Figure $2.5$ illustrates the algorithm with the example chosen by GN [17]. The network shown displays the friendships among the members of a karate club at a US university compiled by the anthropologist Zachary [18] over a period of 2 years. Over the course of the observation an internal dispute between the manager (node 34) and the instructor of the club (node 1) led to the split up of the club. Roughly half of the members joined the instructor in the formation of a new club and the other half of the members stayed with the manager hiring a new instructor. It turns out that the first split induced by the GN algorithm corresponds almost exactly to the observed split among the members of the club. This led to the conclusion that the split could be “predicted” from the topology of the network and that the GN algorithm is able to make such predictions. As far as the definition of community is concerned, the algorithm induces a hierarchy of communities as at any level of progress of the algorithm a set of connected nodes is to be understood as a community.

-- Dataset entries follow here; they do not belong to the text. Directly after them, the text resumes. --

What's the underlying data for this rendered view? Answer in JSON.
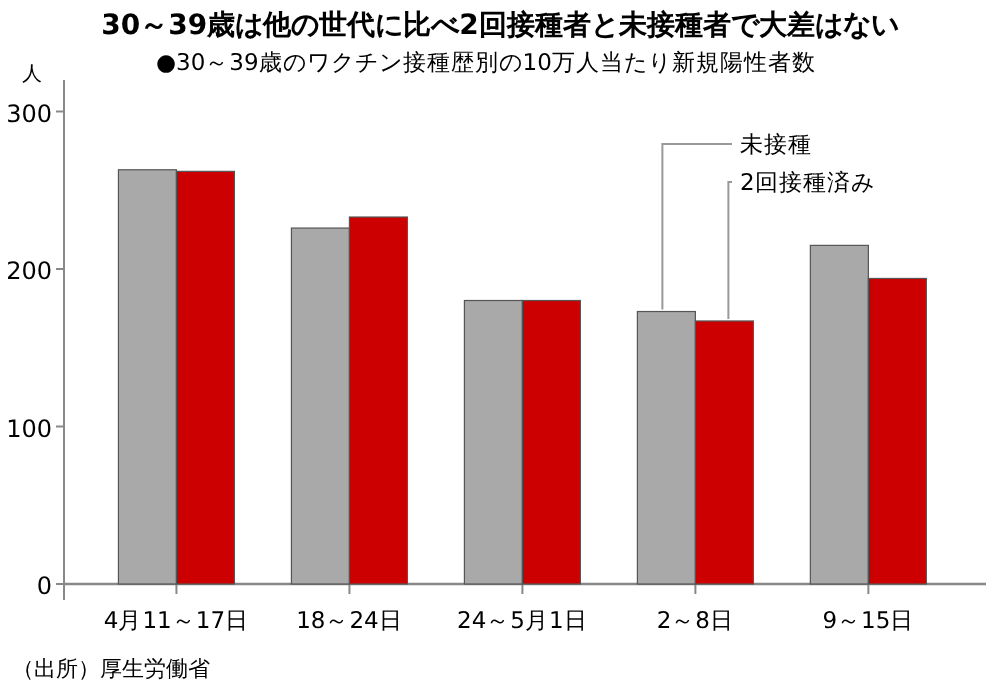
{
  "chart_data": {
    "type": "bar",
    "title": "30～39歳は他の世代に比べ2回接種者と未接種者で大差はない",
    "subtitle": "●30～39歳のワクチン接種歴別の10万人当たり新規陽性者数",
    "ylabel": "人",
    "categories": [
      "4月11～17日",
      "18～24日",
      "24～5月1日",
      "2～8日",
      "9～15日"
    ],
    "series": [
      {
        "name": "未接種",
        "color": "#a9a9a9",
        "values": [
          263,
          226,
          180,
          173,
          215
        ]
      },
      {
        "name": "2回接種済み",
        "color": "#cc0000",
        "values": [
          262,
          233,
          180,
          167,
          194
        ]
      }
    ],
    "ylim": [
      0,
      320
    ],
    "yticks": [
      0,
      100,
      200,
      300
    ],
    "legend": "top right",
    "annotations": [
      "（出所）厚生労働省"
    ]
  }
}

## 统计代写|复杂网络代写complex networks代考|Semi-hierarchical

The hierarchical methods cited so far assume a nested hierarchy of communities. One of the few methods which allow for overlapping communities is the clique percolation method of Palla et al. $[8,22]$ which was introduced already. Even though the method allows a node to be part of more than one community, communities resulting from $k+1$-clique percolation processes are always contained within $k$-clique communities. It is never possible that the nodes contained in the overlap of two communities form their own community. Another problem of this method is its dependence on the existence of triangles in the network. Nodes which are not connected via triangles to communities can never be part of such communities and only nodes with at least $k-1$ links can be part of a k-clique at all. Also, this method may be easily mislead by the addition or removal of single links in the network, as a single link may be responsible for the joining of two communities into one. Clearly, this situation is unsatisfactory in case of noisy data.